Sebagian mengira—termasuk penulis artikel yang saya singgung ini—bahwa pemahaman dengan memakai nalar bayani sebagai jalannya, merupakan pemahaman tekstualis dan jauh dari kata logis. Tentu ini sangat keliru. Imam Syafi’i, misalnya, sebagai salah satu Imam mazhab yang hingga kini masih dianut, dengan sangat jelas dan juga dengan logika yang matang, menjelaskan dalam kitab fenomenalnya, al-Risâlah bagaimana seharusnya nalar bayani yang digunakan dalam mengistinbat hukum Islam dari sumbernya—al-Qur’an dan Hadis. Pembahasan penting dalam kitabnya ini dimulai dengan menanyakan bagaimana bayân yang benar dalam pandangan syariat dengan merefer kepada cara Sahabat dan juga Nabi dalam mencetuskan sebuah hukum. Ringkasnya, teks al-Quran dalam nalar bayani haruslah dipahami dengan teks al-Quran. Dalam artian, sebagian al-Quran menjelaskan sebagiannya yang lain. Jika tidak ditemukan penjelasannya dalam al-Quran, maka dicari dari Hadis Nabi. Jika tidak tidak ditemukan juga, maka melalui jalan kiyas. Kiyas yang secara lahiriah ini bersandar kepada rasio, pada dasarnya ia tetap bersandar kepada teks.

Di sini kita melihat hukum dalam Islam itu haruslah bersumber dari teks. Sehingga secara kasat mata ia bisa saja dinilai jauh dari rasionalitas. Namun, pandangan ini menjadi mentah kalau kita melihat lebih lanjut esensi dari teks atau lebih tepatnya esensi dari nalar bayani ini. Untuk menjelaskan hal ini saya akan menggunakan pendekatan ahli bahasa dalam memahami teks. Jika di dalam pandangan ahli fikih—khususnya Imam Syafi’i—bayan hanya digunakan dalam membaca teks untuk mengetahui sebuah hukum, maka ahli bahasa mempunyai konsep bayan yang lebih luas. Al-Jahizh di dalam al-Bayân wa al-Tabyîn-nya menjelaskan, bayan tidak hanya digunakan untuk memahami, namun juga digunakan untuk memberikan pemahaman. Bayan, perspektif ahli bahasa, bukan hanya berhubungan dengan pembaca, namun juga tidak bisa dilepaskan dari pembicara.

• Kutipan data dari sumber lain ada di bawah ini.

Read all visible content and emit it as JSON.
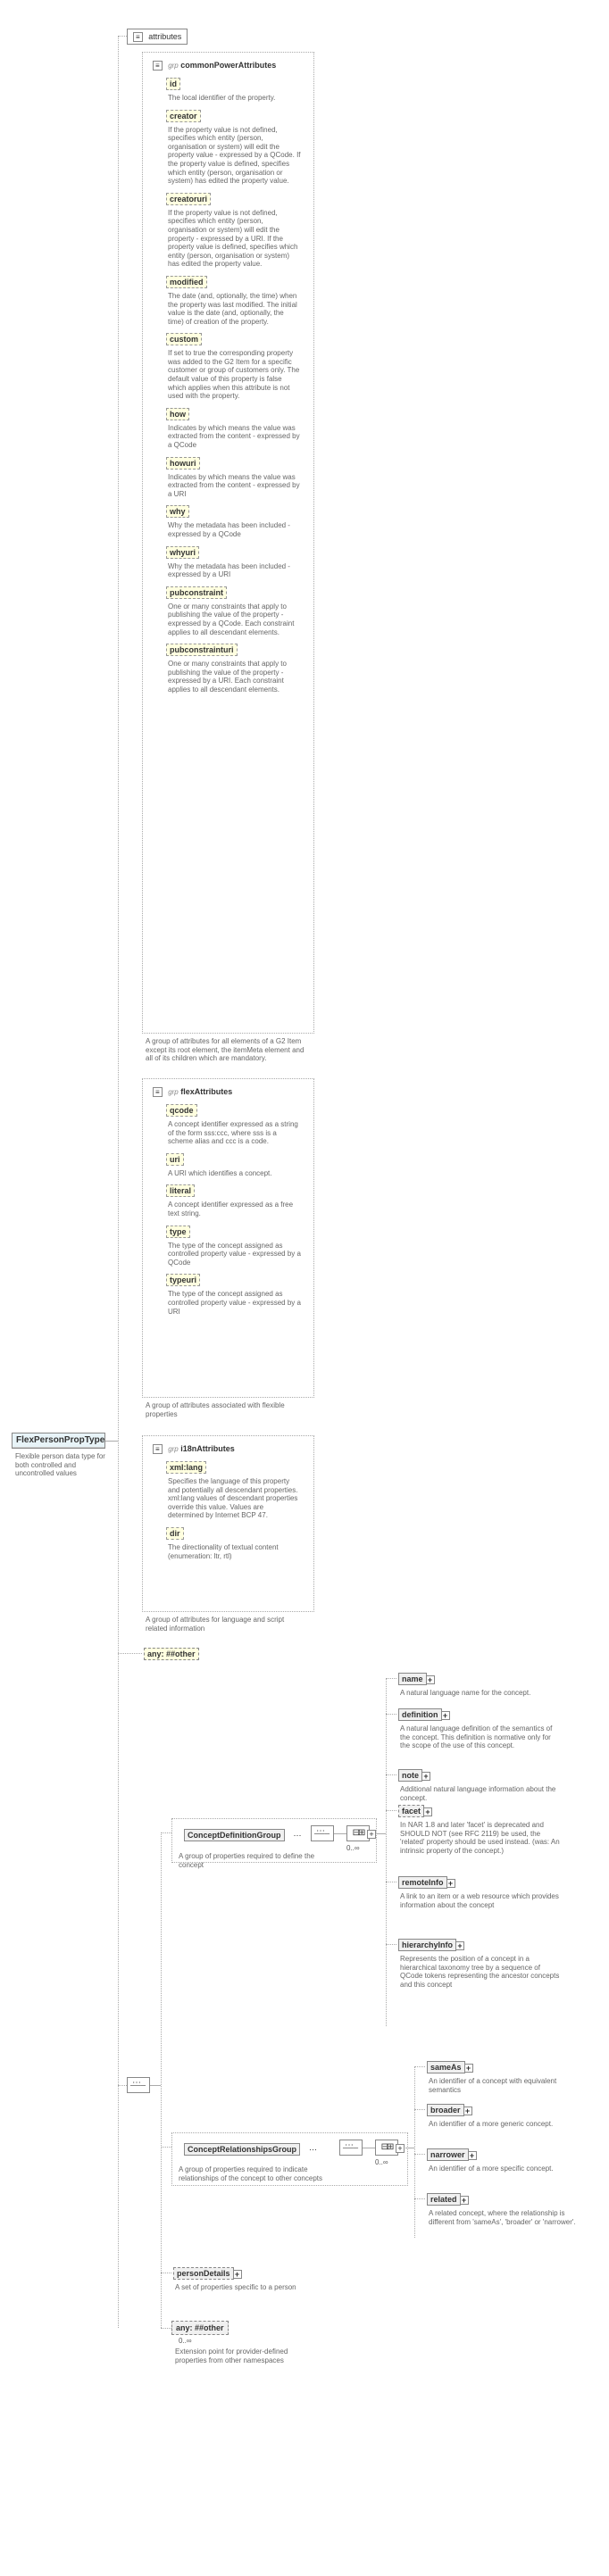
{
  "root": {
    "name": "FlexPersonPropType",
    "desc": "Flexible person data type for both controlled and uncontrolled values"
  },
  "attributesLabel": "attributes",
  "grpLabel": "grp",
  "commonPower": {
    "title": "commonPowerAttributes",
    "items": [
      {
        "name": "id",
        "desc": "The local identifier of the property.",
        "dashed": true
      },
      {
        "name": "creator",
        "desc": "If the property value is not defined, specifies which entity (person, organisation or system) will edit the property value - expressed by a QCode. If the property value is defined, specifies which entity (person, organisation or system) has edited the property value.",
        "dashed": true
      },
      {
        "name": "creatoruri",
        "desc": "If the property value is not defined, specifies which entity (person, organisation or system) will edit the property - expressed by a URI. If the property value is defined, specifies which entity (person, organisation or system) has edited the property value.",
        "dashed": true
      },
      {
        "name": "modified",
        "desc": "The date (and, optionally, the time) when the property was last modified. The initial value is the date (and, optionally, the time) of creation of the property.",
        "dashed": true
      },
      {
        "name": "custom",
        "desc": "If set to true the corresponding property was added to the G2 Item for a specific customer or group of customers only. The default value of this property is false which applies when this attribute is not used with the property.",
        "dashed": true
      },
      {
        "name": "how",
        "desc": "Indicates by which means the value was extracted from the content - expressed by a QCode",
        "dashed": true
      },
      {
        "name": "howuri",
        "desc": "Indicates by which means the value was extracted from the content - expressed by a URI",
        "dashed": true
      },
      {
        "name": "why",
        "desc": "Why the metadata has been included - expressed by a QCode",
        "dashed": true
      },
      {
        "name": "whyuri",
        "desc": "Why the metadata has been included - expressed by a URI",
        "dashed": true
      },
      {
        "name": "pubconstraint",
        "desc": "One or many constraints that apply to publishing the value of the property - expressed by a QCode. Each constraint applies to all descendant elements.",
        "dashed": true
      },
      {
        "name": "pubconstrainturi",
        "desc": "One or many constraints that apply to publishing the value of the property - expressed by a URI. Each constraint applies to all descendant elements.",
        "dashed": true
      }
    ],
    "footer": "A group of attributes for all elements of a G2 Item except its root element, the itemMeta element and all of its children which are mandatory."
  },
  "flexAttr": {
    "title": "flexAttributes",
    "items": [
      {
        "name": "qcode",
        "desc": "A concept identifier expressed as a string of the form sss:ccc, where sss is a scheme alias and ccc is a code.",
        "dashed": true
      },
      {
        "name": "uri",
        "desc": "A URI which identifies a concept.",
        "dashed": true
      },
      {
        "name": "literal",
        "desc": "A concept identifier expressed as a free text string.",
        "dashed": true
      },
      {
        "name": "type",
        "desc": "The type of the concept assigned as controlled property value - expressed by a QCode",
        "dashed": true
      },
      {
        "name": "typeuri",
        "desc": "The type of the concept assigned as controlled property value - expressed by a URI",
        "dashed": true
      }
    ],
    "footer": "A group of attributes associated with flexible properties"
  },
  "i18n": {
    "title": "i18nAttributes",
    "items": [
      {
        "name": "xml:lang",
        "desc": "Specifies the language of this property and potentially all descendant properties. xml:lang values of descendant properties override this value. Values are determined by Internet BCP 47.",
        "dashed": true
      },
      {
        "name": "dir",
        "desc": "The directionality of textual content (enumeration: ltr, rtl)",
        "dashed": true
      }
    ],
    "footer": "A group of attributes for language and script related information"
  },
  "anyOther": "##other",
  "anyLabel": "any:",
  "conceptDef": {
    "title": "ConceptDefinitionGroup",
    "desc": "A group of properties required to define the concept",
    "items": [
      {
        "name": "name",
        "desc": "A natural language name for the concept."
      },
      {
        "name": "definition",
        "desc": "A natural language definition of the semantics of the concept. This definition is normative only for the scope of the use of this concept."
      },
      {
        "name": "note",
        "desc": "Additional natural language information about the concept."
      },
      {
        "name": "facet",
        "desc": "In NAR 1.8 and later 'facet' is deprecated and SHOULD NOT (see RFC 2119) be used, the 'related' property should be used instead. (was: An intrinsic property of the concept.)"
      },
      {
        "name": "remoteInfo",
        "desc": "A link to an item or a web resource which provides information about the concept"
      },
      {
        "name": "hierarchyInfo",
        "desc": "Represents the position of a concept in a hierarchical taxonomy tree by a sequence of QCode tokens representing the ancestor concepts and this concept"
      }
    ]
  },
  "conceptRel": {
    "title": "ConceptRelationshipsGroup",
    "desc": "A group of properties required to indicate relationships of the concept to other concepts",
    "items": [
      {
        "name": "sameAs",
        "desc": "An identifier of a concept with equivalent semantics"
      },
      {
        "name": "broader",
        "desc": "An identifier of a more generic concept."
      },
      {
        "name": "narrower",
        "desc": "An identifier of a more specific concept."
      },
      {
        "name": "related",
        "desc": "A related concept, where the relationship is different from 'sameAs', 'broader' or 'narrower'."
      }
    ]
  },
  "personDetails": {
    "name": "personDetails",
    "desc": "A set of properties specific to a person"
  },
  "anyExt": {
    "desc": "Extension point for provider-defined properties from other namespaces",
    "card": "0..∞"
  },
  "cardInf": "0..∞"
}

Logika nazhm Al-Jurjani dapat membantu kita dalam memahami cara kerja al-Bayân perspektif ahli bahasa. Dalam pandangan Al-Jurjani, sesuatu yang paling fundamental dalam bahasa dan penyampaian adalah makna. Menurutnya, sebuah kata mengikuti makna yang bersemayam dalam benak pembicara atau pemilik teks. Sehingga untuk mengungkap keindahan konstruksi bahasa, kita dituntut untuk menggali dan mengetahui keindahan makna. Pendeknya, keindahan kata berada dalam keindahan maknanya.

Jika kita telaah lebih dalam logika nazhm Al-Jurjani ini, maka pada dasarnya kata atau bahasa dalam bentuk yang lebih umum, mempunyai hubungan yang berkelindan dengan akal. Makna ibarat jembatan untuk menghubungkan keduanya—bahasa dan akal. Karena makna yang terdapat dalam benak manusia adalah esensi dari bahasa yang diujarkannya. Itu artinya, untuk memasuki makna sebuah teks, tidak cukup hanya dengan mengetahui maknanya secara leterlek. Akan tetapi, kita diharuskan untuk memasuki ruang terdalam dari makna, yaitu akal pembicara--manusia. Sehingga di sinilah, di titik yang paling mendasar ini, nalar bayani yang bersandar kepada teks dan nalar burhani yang bersandar kepada rasio, berkolaborasi dan menemukan keharmonisannya.

Secara sederhana, kita dapat membuat lingkaran nalar bayani yang mencakup kedalam tiga horizon. Pertama, teks itu sendiri. Kedua, pembicara atau pemilik teks. Ketiga, lawan bicara (mukhathab). Untuk memasuki tiga cakrawala ini tentu bukan hal yang mudah. Karena dalam horizon teks, kita harus mengetahui bagaimana ia dipahami dan digunakan saat ia diujarkan. Di sisi lain, kita juga dituntut untuk mengetahui karekteristik dan gaya penyampaian sebuah bahasa di masa di mana ia diungkapkan. Sedangkan untuk masuk kedalam cakrawala pembicara atau pemilik teks dan lawan bicara (mukhathab), kita dituntut untuk mengetahui sosio kultural yang mengitari keduanya. Karena bahasa, selain ia sebagai sarana komunikasi, ia juga merupakan potret atau cerminan dari sosialnya. Sehingga dengan memahami ketiga cakrawala ini, apa yang dinginkan dalam nalar bayani menemukan keutuhannya dalam memahami dan memaknai sebuah teks atau bahasa dan penyampaian.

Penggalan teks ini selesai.